【尊厳死法】
医療行為とは患者の病を治療すること、生命維持を大前提にするものである。他方、患者は精神的身体的苦痛から逃れて尊厳をもって死を迎えることが出来るか、また、家族や友人は患者を助け、その死を受け入れることが出来るか、この狭間にあって病院職員はいかに対応するのか。これらが議論の根底にあろうか。終末期における延命措置をめぐる社会的了解が未成立の時点では、「この試みは安楽死の問題に似て」、「まかり間違えば非人道的な問題として世の中に誤り伝えられる危険性もある」と、言及している。医師の社会的免責が確立していないことを暗示している。後にこの議論は死を迎える人格の「尊厳死法」の制定を問う動向の一論点となるものである。
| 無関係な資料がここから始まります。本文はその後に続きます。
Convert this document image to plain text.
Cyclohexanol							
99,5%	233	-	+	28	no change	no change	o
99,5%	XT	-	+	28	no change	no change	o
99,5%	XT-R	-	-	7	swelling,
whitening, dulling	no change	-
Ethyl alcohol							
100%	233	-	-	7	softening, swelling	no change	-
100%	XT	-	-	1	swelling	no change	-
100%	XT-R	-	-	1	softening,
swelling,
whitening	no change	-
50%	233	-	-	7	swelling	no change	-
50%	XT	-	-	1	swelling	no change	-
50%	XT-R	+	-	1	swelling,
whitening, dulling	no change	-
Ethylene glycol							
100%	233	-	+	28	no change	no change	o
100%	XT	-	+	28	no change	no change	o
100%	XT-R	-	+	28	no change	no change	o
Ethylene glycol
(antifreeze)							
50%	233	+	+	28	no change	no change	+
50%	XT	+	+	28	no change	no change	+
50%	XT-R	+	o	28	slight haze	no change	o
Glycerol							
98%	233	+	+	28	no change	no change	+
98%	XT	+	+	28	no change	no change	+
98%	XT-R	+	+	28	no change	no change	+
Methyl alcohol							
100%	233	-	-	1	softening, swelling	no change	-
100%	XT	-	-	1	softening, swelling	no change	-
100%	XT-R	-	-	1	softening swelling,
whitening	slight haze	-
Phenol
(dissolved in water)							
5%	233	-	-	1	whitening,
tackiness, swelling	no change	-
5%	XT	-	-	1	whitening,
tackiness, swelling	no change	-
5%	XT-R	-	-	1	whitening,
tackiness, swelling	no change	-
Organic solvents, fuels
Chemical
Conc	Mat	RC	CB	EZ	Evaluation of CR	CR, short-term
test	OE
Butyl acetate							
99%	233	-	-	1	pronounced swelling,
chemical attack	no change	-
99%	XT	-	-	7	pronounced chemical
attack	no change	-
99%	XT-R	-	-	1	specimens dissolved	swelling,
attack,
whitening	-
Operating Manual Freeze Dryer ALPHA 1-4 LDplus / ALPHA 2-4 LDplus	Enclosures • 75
また、ホスピス病棟と総合病院との施設利用の構造的位置関係では、相互の業務遂行に困難を来す可能性があるという指摘も記されている。
【聖隷ホスピス】
かくて昭和五十四年六月には聖隷ホスピス準備室が開設され、同五十五年五月、創立五十周年記念式典が挙行され、同五十六年四月には聖隷三方原病院一般病棟の中でホスピス活動が開始された。また、その十一月には結核病棟の一部を改装して「第15病棟」としてホスピス活動を発展させ、さらに翌五十七年十一月にはこの病棟を「ホスピス病棟」と改称した。この一事は聖隷三方原病院の前身が結核治療から出発していることを想起すれば、まさに社会における疾病構造の変化を象徴するものと言えよう。
昭和五十八年二月五日付の『静岡新聞』には、「聖隷ホスピスの歩み語る 長谷川保会長」という創設時を回顧する記事がある。そこには現代医療の顕在化した問題点、すなわち、延命措置、集中治療室での酸素吸入、患者と家族との隔離というような医療行為への反発であり、死にゆく者を看取る牧師の主張が紹介されている。これに対して長谷川保は「聖隷では最後まで治療を行う。患者が生きたいと思う限り」という考えから、日進月歩のガン治療技術を駆使することをいい、また、プロンプトンカプセルという鎮痛ドリンク剤を投与することによって身体的苦痛を取り去ることができると確信したという。